Le développement et la démocratie apparaissent comme des priorités convergentes pour cette génération. Interrogés sur leurs attentes, les jeunes Africains soulignent l’importance des opportunités d’emploi, des services publics efficaces, de l’accès à l’éducation et à la santé, au même titre que les libertés politiques et la participation citoyenne. Cette double exigence montre une volonté de résultats tangibles à court terme tout en préservant des valeurs civiques, complexifiant ainsi les récits simplistes qui opposent croissance et droits.

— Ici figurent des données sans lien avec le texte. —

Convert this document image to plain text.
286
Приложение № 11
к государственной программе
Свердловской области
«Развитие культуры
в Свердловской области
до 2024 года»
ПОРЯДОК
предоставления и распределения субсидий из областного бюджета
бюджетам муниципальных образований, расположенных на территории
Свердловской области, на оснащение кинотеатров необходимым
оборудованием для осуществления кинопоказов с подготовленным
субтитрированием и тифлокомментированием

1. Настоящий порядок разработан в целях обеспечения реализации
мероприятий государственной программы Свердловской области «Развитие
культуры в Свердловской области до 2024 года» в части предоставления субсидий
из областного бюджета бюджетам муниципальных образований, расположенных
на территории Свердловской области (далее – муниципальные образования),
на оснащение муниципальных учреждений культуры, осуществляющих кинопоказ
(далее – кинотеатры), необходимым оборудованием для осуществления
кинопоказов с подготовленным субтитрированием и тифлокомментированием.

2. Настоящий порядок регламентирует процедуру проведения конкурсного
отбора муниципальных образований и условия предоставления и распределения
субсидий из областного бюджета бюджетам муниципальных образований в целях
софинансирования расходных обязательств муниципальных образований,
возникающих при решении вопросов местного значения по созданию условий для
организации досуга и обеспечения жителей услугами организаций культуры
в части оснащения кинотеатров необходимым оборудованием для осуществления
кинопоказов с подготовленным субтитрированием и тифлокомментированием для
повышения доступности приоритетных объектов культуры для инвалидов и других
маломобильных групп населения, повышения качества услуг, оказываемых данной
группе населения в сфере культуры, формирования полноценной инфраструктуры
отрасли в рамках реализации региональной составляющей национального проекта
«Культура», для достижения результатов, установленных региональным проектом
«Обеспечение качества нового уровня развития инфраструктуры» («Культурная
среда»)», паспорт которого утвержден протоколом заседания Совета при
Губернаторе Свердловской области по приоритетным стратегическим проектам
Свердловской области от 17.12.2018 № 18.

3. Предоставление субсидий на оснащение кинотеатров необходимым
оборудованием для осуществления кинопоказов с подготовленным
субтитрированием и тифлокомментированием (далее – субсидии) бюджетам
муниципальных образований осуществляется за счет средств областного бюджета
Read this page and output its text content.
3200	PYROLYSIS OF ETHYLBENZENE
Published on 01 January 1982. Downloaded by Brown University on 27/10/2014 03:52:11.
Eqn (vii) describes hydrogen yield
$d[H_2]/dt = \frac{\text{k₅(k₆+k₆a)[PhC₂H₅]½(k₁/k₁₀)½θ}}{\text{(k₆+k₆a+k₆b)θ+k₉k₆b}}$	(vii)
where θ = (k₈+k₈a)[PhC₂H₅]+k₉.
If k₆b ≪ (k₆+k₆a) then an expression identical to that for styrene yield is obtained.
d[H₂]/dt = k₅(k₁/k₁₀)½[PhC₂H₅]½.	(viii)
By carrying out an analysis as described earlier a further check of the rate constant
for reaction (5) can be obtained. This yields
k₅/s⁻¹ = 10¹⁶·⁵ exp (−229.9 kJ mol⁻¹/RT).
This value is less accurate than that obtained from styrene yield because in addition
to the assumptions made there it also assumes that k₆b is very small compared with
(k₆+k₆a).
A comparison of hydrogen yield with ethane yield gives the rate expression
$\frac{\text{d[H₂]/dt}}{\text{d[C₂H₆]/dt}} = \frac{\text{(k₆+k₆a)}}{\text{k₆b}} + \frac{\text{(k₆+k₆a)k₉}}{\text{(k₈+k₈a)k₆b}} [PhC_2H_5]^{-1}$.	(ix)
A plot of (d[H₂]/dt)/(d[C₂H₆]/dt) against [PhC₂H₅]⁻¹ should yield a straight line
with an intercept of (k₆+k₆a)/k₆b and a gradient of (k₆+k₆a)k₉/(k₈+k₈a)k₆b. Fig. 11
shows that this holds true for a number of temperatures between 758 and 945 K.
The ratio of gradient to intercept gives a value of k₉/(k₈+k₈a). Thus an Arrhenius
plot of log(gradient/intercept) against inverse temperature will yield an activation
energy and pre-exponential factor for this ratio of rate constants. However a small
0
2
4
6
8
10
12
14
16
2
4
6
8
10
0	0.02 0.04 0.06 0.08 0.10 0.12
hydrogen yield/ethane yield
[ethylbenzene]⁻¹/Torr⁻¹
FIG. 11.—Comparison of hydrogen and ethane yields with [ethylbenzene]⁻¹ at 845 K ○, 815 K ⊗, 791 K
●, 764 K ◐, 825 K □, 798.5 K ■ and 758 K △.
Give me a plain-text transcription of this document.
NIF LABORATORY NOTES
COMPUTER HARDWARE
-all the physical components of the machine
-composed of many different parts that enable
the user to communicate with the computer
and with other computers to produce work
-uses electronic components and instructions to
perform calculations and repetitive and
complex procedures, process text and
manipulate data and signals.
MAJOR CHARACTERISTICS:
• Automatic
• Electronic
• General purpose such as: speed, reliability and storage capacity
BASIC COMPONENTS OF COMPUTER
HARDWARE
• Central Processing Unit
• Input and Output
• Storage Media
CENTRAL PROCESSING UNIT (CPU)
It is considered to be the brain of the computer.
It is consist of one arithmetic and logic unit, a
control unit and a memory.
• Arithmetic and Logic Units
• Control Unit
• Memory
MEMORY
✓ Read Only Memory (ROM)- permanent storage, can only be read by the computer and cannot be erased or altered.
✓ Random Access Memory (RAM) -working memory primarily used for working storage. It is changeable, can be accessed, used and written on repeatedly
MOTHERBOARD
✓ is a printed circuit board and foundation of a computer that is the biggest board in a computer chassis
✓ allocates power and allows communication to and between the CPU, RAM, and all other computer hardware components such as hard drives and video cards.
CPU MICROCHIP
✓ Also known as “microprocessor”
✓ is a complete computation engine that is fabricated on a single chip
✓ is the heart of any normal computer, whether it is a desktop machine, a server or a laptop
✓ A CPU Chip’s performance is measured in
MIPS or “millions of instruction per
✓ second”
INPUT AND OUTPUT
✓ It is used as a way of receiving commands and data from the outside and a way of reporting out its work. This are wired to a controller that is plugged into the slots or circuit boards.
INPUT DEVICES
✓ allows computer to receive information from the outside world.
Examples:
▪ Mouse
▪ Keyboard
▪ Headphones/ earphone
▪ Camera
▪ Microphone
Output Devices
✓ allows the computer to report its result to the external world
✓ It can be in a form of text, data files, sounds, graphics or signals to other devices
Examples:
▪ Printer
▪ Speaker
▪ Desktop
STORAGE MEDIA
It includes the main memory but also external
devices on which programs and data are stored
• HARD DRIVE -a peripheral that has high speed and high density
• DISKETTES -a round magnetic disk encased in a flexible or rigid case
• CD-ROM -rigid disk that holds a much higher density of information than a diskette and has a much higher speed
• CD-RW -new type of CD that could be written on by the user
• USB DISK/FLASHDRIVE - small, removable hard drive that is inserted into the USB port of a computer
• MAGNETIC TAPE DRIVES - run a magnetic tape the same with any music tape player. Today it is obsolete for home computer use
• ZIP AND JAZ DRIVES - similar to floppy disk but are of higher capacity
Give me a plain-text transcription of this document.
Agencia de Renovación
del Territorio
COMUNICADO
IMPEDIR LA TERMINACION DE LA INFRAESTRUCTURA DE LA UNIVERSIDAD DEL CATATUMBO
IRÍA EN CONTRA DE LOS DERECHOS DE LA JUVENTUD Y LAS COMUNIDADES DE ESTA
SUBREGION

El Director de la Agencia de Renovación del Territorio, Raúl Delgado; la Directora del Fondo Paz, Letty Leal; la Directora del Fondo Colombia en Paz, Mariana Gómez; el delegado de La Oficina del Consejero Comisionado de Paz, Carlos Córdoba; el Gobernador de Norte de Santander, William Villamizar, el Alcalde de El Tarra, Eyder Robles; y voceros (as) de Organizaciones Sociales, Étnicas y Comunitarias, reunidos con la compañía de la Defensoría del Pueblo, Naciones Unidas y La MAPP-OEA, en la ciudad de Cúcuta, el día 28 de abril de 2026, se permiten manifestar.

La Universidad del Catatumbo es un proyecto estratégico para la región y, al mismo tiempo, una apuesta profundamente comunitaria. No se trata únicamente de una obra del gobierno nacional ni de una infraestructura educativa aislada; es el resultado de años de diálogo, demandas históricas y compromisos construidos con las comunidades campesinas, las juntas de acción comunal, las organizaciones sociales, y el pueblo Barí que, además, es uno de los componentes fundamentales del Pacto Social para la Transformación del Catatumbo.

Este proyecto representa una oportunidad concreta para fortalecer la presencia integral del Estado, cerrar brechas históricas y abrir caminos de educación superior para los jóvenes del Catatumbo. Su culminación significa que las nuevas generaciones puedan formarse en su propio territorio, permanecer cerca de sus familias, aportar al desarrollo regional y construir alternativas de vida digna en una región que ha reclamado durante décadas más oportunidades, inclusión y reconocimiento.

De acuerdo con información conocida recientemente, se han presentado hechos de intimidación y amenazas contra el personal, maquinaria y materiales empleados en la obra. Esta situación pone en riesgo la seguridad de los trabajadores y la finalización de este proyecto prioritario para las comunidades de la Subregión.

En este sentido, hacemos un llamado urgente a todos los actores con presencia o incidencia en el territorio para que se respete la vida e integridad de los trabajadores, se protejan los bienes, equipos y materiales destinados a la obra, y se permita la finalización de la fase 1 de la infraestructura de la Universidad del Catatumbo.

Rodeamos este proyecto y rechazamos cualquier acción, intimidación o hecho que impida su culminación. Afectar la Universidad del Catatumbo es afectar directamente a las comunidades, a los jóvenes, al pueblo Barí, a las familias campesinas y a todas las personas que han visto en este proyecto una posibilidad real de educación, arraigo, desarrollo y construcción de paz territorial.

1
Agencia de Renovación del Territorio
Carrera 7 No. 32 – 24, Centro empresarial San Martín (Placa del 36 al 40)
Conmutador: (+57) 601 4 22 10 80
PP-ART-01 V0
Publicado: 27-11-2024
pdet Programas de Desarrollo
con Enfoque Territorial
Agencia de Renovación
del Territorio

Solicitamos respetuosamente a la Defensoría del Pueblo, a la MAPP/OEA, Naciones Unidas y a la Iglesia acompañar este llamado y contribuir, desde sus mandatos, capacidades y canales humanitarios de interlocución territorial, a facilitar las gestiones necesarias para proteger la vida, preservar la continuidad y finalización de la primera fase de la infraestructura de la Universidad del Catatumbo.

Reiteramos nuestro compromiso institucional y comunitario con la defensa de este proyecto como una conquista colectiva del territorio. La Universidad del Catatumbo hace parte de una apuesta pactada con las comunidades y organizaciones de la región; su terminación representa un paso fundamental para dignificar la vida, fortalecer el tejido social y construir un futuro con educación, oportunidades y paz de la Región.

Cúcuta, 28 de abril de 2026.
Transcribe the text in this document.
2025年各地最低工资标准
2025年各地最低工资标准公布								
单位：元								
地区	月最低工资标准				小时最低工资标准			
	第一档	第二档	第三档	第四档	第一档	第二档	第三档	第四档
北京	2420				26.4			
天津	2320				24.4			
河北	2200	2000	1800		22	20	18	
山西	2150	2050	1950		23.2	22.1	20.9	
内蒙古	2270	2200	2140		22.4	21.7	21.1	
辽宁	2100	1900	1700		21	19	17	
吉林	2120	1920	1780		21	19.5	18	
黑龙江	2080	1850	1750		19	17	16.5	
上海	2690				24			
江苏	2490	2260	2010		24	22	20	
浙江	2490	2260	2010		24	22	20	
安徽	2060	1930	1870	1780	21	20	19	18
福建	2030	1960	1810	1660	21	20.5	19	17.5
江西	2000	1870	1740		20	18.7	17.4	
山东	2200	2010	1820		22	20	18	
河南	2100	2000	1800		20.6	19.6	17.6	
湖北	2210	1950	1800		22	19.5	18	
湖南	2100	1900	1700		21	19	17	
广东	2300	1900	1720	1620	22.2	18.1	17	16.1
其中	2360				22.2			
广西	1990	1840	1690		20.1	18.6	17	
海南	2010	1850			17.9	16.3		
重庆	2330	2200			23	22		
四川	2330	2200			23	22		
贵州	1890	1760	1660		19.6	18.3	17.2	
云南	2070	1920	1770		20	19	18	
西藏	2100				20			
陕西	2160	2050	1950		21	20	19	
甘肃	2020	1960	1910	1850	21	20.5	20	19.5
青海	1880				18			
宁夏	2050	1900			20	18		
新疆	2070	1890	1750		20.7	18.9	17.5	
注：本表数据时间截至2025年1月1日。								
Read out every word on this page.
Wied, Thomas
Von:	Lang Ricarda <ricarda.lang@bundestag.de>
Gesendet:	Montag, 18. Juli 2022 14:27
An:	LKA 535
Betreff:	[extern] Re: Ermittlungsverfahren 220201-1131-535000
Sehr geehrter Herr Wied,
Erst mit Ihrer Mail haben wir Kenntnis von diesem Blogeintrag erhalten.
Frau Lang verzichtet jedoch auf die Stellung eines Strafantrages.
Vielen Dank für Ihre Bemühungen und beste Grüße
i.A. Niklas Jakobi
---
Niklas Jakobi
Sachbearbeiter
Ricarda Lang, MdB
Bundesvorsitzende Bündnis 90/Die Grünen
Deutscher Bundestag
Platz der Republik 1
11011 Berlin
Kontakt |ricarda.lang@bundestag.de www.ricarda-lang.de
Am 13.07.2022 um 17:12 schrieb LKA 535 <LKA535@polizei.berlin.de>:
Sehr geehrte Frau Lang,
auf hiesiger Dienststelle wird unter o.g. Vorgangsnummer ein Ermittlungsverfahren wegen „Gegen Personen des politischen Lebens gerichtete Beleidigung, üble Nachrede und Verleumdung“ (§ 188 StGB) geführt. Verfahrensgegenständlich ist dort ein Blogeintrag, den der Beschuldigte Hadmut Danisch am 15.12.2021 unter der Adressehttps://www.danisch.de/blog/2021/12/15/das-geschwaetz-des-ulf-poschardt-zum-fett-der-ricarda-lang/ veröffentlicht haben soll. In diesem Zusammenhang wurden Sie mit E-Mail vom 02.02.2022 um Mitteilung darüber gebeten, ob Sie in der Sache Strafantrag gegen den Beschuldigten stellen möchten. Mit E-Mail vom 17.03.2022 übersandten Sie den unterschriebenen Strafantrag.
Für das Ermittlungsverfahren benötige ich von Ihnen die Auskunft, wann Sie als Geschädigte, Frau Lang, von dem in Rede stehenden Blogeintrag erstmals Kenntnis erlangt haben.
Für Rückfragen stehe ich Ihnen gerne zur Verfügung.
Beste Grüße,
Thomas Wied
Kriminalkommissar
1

Sur le plan géopolitique, ces préférences ont des répercussions visibles : elles influencent les choix d’alliances, les perceptions des partenaires extérieurs et les discussions sur la coopération économique. Des acteurs internationaux aux modèles variés — économiques, politiques ou technologiques — voient leur attractivité évaluée à travers le prisme des besoins quotidiens et des perspectives d’avenir des jeunes. Pour les gouvernements africains, cette évolution des opinions publiques impose d’équilibrer relations diplomatiques, projets d’investissement et réponses aux attentes sociales.
Les enjeux soulevés par l’enquête sont donc à la fois internes et externes : internes parce qu’ils interrogent les priorités des politiques publiques et la manière dont les institutions répondent aux demandes de la jeunesse ; externes parce qu’ils redéfinissent la concurrence entre partenaires internationaux. À court et moyen terme, la capacité des responsables politiques et des acteurs internationaux à fournir des résultats concrets décidera en grande partie de la confiance et du soutien des jeunes générations, désormais au centre du jeu politique africain.